Flaky Pie Crust

A really good pie makes life better. The fillings can be endless and pie is equally tasty whether sweet or savory. The crust often is overlooked but usually determines the quality. Most use lard, butter, or oil for shortening. However, my absolute favorite is a buttery, flaky pie crust.

I have tested out gluten-free pie crust recipes dozens of times over years in order to get the desired buttery and flaky texture. This flaky pie crust is my favorite of all the recipes I’ve tested. It is also really easy to make and you don’t need to have pastry chef skills.

How to Make Flaky Pie Crust

1. In a medium sized bowl, measure in the flour and salt and stir. Cut the butter in cubes and add into the flour mixture. Use a pastry cutter or two knives to chop up the butter until it turns into crumbs.

2. Pour in the cold water and vinegar. Use your hands to mix the dough together, roughly forming it into a ball.

3. Place the dough in a large plastic bag with a seal and shape the dough into a flat disc.

4. Refrigerate the dough for 2 hours or freeze the dough for 15 minutes.

5. Preheat the oven to 375 degrees Fahrenheit. Lightly oil a 9” pie pan.

6. Remove the dough from the refrigerator or freezer and roll the dough out in between 2 sheets of parchment paper until the dough is between about 1/8” and 1/16”. (see photo)

7. Remove the top parchment paper and hold the pie pan upside down over the dough while gently lifting up the parchment and dough and placing it in the pie pan. Make sure the dough is pressed against the pie pan and fill in any cracks with extra dough. Shape the top ridge of the crust as desired. Use a fork to prick the bottom of the dough several times.
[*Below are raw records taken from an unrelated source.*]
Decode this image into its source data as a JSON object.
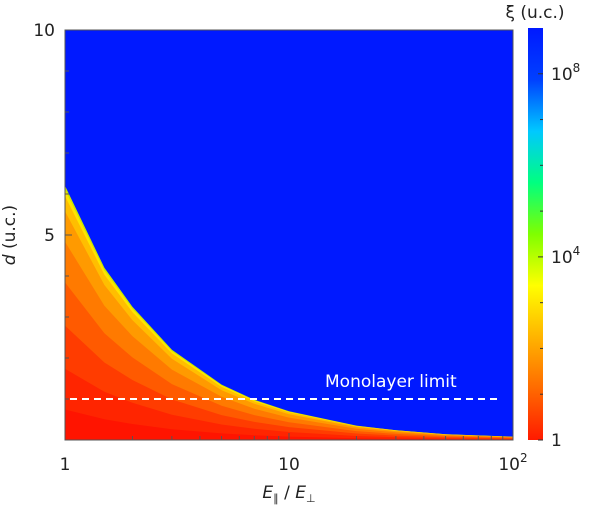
{
  "chart_data": {
    "type": "heatmap",
    "title": "",
    "xlabel": {
      "base": "E",
      "sub1": "∥",
      "sep": " / ",
      "base2": "E",
      "sub2": "⊥"
    },
    "ylabel": {
      "italic": "d",
      "rest": " (u.c.)"
    },
    "x_scale": "log",
    "xlim": [
      1,
      100
    ],
    "ylim": [
      0,
      10
    ],
    "x_ticks": [
      {
        "value": 1,
        "label": "1"
      },
      {
        "value": 10,
        "label": "10"
      },
      {
        "value": 100,
        "label": "10",
        "sup": "2"
      }
    ],
    "y_ticks": [
      {
        "value": 5,
        "label": "5"
      },
      {
        "value": 10,
        "label": "10"
      }
    ],
    "colorbar": {
      "title": "ξ (u.c.)",
      "scale": "log",
      "range": [
        1,
        1000000000
      ],
      "ticks": [
        {
          "value": 1,
          "label": "1",
          "sup": ""
        },
        {
          "value": 10000,
          "label": "10",
          "sup": "4"
        },
        {
          "value": 100000000,
          "label": "10",
          "sup": "8"
        }
      ],
      "colors": [
        "#ff1a00",
        "#ff6a00",
        "#ffb400",
        "#ffff00",
        "#7fff00",
        "#00ff80",
        "#00c8ff",
        "#0040ff",
        "#0019ff"
      ]
    },
    "boundary_curve": {
      "description_free": true,
      "x": [
        1,
        1.5,
        2,
        3,
        5,
        7,
        10,
        20,
        30,
        50,
        100
      ],
      "y": [
        6.2,
        4.2,
        3.25,
        2.2,
        1.35,
        0.98,
        0.7,
        0.35,
        0.24,
        0.14,
        0.08
      ]
    },
    "region_colors": {
      "above": "#0019ff"
    },
    "annotation": {
      "text": "Monolayer limit",
      "y": 1.0
    }
  }
}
8. Place the pie pan on a cookie sheet to avoid any pieces falling to the bottom of the oven. Par-bake the pie for 20 minutes before filling and continuing to bake as the pie recipe calls for. If you are making a no-bake pie filling, fully bake the pie crust for a total of 40-45 minutes. The crust will be ready when the center is a light golden brown.

Storage Notes and Tips

  • This recipe makes 1 full pie crust for a 9” pan or makes enough for 4 hand pies
  • Once fully baked, this crust stores well in the refrigerator for up to 4 days
  • For a vegan butter substitute, I suggest using Miyoko’s Creamery European Style Cultured Vegan Butter

Flaky Pie Crust

bakingglutenfreememories
This flaky pie crust is buttery and perfect for your savory or sweet fillings! It works well with 2 different chilling methods so that you can have a pie ready when you need it!
Prep Time 25 minutes
Cook Time 20 minutes
Chill Time 2 hours
Total Time 2 hours 45 minutes
Course Dessert
Servings 8 slices

Ingredients
  

  • cups King Arthur Gluten Free Measure for Measure Flour (218g)
  • ½ teaspoon salt
  • 6 tablespoons unsalted butter, cold
  • ¼ cup + 2-3 teaspoons ice cold water (32ml +2-3 tsp)
  • ½ teaspoon white vinegar

Instructions
 

  • In a medium sized bowl, measure in the flour and salt and stir together. Cut the cold butter in cubes and add into the flour mixture. Use a pastry cutter or two knives to chop up the butter until it resembles crumbs.
  • Next, add in the cold water and vinegar. Use your hands to mix the dough together, roughly forming it into a ball and adding the extra teaspoons of water as needed. (Add only enough water for the dough to stick together, too much water will make a chewy crust)
  • Place the dough in a large plastic bag with a seal and shape the dough into a flat disc.
  • Refrigerate the dough for 2 hours or freeze the dough for 15 minutes. Both methods work well, though I prefer to refrigerate my pie dough.
  • Preheat the oven to 375°F. Lightly oil a 9'' pie pan.
  • Then remove the dough from the refrigerator or freezer and roll the dough out in between two sheets of parchment paper. Roll it until the dough is between about 1/8'' and 1/16'' thickness.
  • Remove the top parchment paper and hold the pie pan upside down over the dough while gently lifting up the parchment and dough and placing it into the pie pan. Make sure the dough is pressed against the pie pan so there are no gaps. Fill any cracks by pressing in extra dough and shape the top ridge of the crust as desired. Use a fork to prick the bottom of the dough several times.
  • Place the pie pan on a cookie sheet to avoid any pieces falling to the bottom of the oven. Par-bake the crust for 20 minutes before filling the pie and continuing to bake as your recipe calls for. If you are making a no-bake filling, fully bake the pie crust for 40-45 minutes. The crust will be ready when the center turns to a light golden brown.